Nicht nur touristische Ausflüge
Auch die Partnerschaft mit Tbilissi nahm ihren Anfang in der Kultur und im Austausch von Menschen. Inmitten des Kalten Krieges war es das Saarbrücker Stadttheater unter Intendant Hermann Wedekind, das durch Theaterfestivals erste Kontakte in den Osten knüpfte. Die „Georgische Woche“ 1974 in Saarbrücken wurde zum Meilenstein. In der Folge reisten Delegationen, Künstler, Schüler und städtische Mitarbeitende in die georgische Hauptstadt. Gerade weil es sich um die erste Partnerschaft zwischen einer westdeutschen und einer Stadt in der Sowjetunion handelte, war das persönliche Vertrauen zwischen den Menschen von besonderer Bedeutung. Bürgerreisen wurden zur Grundlage eines Verständigungsprozesses, der politisch kaum denkbar, aber menschlich möglich war.
Diese frühen Bürgerreisen waren oft mehr als touristische Ausflüge – sie waren Gesten des Mutes, der Offenheit und des Willens zur Verständigung. In Zeiten, in denen noch viele alte Wunden offen waren, legten sie das Fundament für dauerhafte Freundschaft.
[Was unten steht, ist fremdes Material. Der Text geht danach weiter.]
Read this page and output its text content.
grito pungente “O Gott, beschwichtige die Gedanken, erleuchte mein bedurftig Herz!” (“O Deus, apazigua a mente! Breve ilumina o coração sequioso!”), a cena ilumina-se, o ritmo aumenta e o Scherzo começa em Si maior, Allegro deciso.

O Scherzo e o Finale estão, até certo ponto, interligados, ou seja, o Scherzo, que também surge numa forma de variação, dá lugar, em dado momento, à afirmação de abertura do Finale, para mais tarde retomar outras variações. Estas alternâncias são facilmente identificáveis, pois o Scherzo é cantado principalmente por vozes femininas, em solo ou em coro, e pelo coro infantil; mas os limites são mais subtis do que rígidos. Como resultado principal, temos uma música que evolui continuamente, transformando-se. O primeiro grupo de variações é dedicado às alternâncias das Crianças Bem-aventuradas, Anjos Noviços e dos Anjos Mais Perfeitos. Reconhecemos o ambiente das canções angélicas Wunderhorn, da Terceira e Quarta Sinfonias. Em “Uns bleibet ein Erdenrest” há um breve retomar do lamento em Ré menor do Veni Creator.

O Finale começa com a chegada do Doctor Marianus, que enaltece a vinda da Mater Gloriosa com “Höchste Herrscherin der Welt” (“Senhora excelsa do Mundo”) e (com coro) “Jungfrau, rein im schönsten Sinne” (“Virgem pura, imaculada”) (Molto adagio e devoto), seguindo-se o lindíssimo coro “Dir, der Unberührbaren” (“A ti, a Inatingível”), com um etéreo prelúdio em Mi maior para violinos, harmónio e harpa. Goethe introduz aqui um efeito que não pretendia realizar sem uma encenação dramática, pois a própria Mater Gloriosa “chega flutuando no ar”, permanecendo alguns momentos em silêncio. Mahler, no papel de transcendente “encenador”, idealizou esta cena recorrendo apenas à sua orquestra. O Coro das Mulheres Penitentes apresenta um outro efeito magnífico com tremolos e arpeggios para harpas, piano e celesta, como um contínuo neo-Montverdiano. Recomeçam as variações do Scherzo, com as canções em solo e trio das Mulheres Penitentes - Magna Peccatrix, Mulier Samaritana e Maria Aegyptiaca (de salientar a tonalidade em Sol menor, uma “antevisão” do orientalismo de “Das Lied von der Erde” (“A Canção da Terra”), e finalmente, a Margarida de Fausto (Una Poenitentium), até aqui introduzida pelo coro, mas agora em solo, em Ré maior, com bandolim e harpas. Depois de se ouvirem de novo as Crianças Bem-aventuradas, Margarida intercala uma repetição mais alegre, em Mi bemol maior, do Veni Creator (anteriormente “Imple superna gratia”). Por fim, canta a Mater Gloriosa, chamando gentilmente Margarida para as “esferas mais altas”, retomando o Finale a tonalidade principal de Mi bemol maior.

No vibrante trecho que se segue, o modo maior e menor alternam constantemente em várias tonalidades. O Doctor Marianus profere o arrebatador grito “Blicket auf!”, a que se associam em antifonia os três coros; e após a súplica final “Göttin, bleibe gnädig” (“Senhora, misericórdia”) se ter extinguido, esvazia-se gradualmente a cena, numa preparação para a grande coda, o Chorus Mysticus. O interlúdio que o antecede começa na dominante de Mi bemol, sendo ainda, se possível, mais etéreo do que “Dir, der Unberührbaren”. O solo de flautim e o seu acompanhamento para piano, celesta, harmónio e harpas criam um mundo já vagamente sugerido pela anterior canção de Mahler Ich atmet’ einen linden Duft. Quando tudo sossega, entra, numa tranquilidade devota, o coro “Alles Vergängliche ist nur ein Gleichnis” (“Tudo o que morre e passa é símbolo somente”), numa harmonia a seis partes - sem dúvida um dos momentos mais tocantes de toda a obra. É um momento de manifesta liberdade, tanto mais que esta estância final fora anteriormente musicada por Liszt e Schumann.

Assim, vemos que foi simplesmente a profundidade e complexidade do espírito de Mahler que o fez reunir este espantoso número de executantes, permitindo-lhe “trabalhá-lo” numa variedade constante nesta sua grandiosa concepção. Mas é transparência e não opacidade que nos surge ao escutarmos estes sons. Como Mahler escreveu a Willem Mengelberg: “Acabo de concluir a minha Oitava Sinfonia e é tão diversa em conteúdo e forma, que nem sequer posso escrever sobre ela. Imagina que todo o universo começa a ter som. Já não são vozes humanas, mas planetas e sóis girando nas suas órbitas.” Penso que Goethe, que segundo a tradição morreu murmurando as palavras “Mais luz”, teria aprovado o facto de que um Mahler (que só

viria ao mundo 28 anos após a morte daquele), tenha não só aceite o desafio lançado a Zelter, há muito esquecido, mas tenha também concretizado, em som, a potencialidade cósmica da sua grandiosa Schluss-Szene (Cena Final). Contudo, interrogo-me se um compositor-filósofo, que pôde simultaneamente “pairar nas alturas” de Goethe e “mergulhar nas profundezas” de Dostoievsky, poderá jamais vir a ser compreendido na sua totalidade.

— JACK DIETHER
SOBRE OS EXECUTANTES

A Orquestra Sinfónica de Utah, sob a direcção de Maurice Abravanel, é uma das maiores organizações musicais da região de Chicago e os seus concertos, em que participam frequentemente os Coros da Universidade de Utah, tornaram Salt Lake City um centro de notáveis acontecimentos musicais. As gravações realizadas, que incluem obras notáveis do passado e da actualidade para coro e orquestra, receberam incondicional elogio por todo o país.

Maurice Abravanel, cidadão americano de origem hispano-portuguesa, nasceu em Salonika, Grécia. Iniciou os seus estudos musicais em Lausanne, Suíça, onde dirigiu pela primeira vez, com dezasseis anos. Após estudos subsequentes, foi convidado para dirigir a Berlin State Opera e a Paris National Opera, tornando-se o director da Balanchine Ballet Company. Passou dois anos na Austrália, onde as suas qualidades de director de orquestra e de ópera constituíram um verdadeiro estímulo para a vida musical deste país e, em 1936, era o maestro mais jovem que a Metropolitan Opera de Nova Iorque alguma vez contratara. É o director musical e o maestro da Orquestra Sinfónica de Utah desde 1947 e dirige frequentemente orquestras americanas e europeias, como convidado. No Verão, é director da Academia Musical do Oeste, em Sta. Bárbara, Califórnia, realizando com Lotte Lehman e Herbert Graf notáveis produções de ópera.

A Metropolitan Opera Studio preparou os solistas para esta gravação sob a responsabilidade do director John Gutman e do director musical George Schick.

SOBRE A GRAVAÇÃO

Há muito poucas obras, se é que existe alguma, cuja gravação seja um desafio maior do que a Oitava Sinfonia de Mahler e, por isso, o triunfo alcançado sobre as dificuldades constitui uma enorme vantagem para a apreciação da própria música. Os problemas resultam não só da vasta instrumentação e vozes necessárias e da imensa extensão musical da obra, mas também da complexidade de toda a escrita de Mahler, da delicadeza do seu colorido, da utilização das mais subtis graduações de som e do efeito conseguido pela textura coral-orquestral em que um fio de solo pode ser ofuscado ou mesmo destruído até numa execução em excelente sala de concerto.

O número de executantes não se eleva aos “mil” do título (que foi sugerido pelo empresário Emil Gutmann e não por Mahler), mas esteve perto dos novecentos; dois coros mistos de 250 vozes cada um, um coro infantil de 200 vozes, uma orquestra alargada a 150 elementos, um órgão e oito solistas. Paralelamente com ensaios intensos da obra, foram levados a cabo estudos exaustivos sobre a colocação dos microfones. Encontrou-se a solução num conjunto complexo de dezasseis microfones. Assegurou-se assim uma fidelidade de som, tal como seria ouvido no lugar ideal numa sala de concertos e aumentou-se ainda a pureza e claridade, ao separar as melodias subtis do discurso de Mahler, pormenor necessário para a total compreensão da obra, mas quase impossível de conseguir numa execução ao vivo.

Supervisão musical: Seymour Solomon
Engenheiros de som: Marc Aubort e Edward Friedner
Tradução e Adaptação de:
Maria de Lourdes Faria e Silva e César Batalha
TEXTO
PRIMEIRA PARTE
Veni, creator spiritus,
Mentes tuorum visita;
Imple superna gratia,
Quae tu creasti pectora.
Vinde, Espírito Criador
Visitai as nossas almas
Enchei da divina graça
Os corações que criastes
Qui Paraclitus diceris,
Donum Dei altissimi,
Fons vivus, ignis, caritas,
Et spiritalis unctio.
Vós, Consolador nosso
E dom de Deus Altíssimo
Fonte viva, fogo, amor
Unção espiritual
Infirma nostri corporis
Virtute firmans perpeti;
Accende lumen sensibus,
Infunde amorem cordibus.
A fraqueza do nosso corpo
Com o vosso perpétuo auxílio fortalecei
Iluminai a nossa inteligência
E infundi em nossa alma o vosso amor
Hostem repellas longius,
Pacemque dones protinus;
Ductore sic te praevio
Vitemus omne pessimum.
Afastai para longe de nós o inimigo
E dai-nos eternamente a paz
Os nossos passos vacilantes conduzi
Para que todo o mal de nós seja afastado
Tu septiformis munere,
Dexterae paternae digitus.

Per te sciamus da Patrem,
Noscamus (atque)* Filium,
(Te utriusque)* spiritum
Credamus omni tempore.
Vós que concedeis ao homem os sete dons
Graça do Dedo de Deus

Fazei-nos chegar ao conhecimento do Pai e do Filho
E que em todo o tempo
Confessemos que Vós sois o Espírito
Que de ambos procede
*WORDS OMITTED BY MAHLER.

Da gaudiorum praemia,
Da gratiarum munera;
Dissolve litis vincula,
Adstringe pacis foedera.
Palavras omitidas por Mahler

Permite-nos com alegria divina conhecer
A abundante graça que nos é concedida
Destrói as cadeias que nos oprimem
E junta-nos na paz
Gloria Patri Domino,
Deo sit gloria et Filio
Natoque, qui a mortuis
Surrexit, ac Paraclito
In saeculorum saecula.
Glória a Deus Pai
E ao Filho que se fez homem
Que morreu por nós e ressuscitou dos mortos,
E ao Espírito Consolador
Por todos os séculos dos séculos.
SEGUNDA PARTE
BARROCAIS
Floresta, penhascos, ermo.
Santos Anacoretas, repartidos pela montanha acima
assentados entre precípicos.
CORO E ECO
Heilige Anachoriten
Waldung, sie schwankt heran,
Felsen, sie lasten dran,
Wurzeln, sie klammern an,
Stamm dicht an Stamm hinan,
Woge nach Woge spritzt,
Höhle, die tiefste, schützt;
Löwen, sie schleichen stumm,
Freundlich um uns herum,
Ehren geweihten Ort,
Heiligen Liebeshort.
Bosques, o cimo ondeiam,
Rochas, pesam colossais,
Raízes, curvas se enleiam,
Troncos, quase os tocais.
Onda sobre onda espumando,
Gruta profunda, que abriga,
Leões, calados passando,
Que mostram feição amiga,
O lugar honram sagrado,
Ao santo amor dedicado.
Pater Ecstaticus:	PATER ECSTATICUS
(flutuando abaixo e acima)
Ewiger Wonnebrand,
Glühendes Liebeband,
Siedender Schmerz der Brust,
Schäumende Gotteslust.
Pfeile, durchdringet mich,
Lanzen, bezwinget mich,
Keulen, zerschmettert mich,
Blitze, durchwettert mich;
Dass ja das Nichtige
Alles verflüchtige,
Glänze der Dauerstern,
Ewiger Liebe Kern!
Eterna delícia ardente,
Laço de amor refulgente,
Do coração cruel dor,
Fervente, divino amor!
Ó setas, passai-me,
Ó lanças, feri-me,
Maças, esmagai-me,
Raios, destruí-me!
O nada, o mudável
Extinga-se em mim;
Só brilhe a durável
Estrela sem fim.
Bis heute lebt diese Tradition fort: Schüleraustausche, Chorreisen, Sportbegegnungen, gemeinsame Ausstellungen und Begegnungen auf Städtefesten sorgen dafür, dass die Partnerschaften lebendig bleiben. Sie zeigen, dass echter europäischer Zusammenhalt nicht in Brüsseler Konferenzräumen entsteht, sondern auf den Straßen von Nantes, auf den Plätzen von Tbilissi, an den Saarbrücker Promenaden – und durch die Menschen, die sich auf den Weg machen.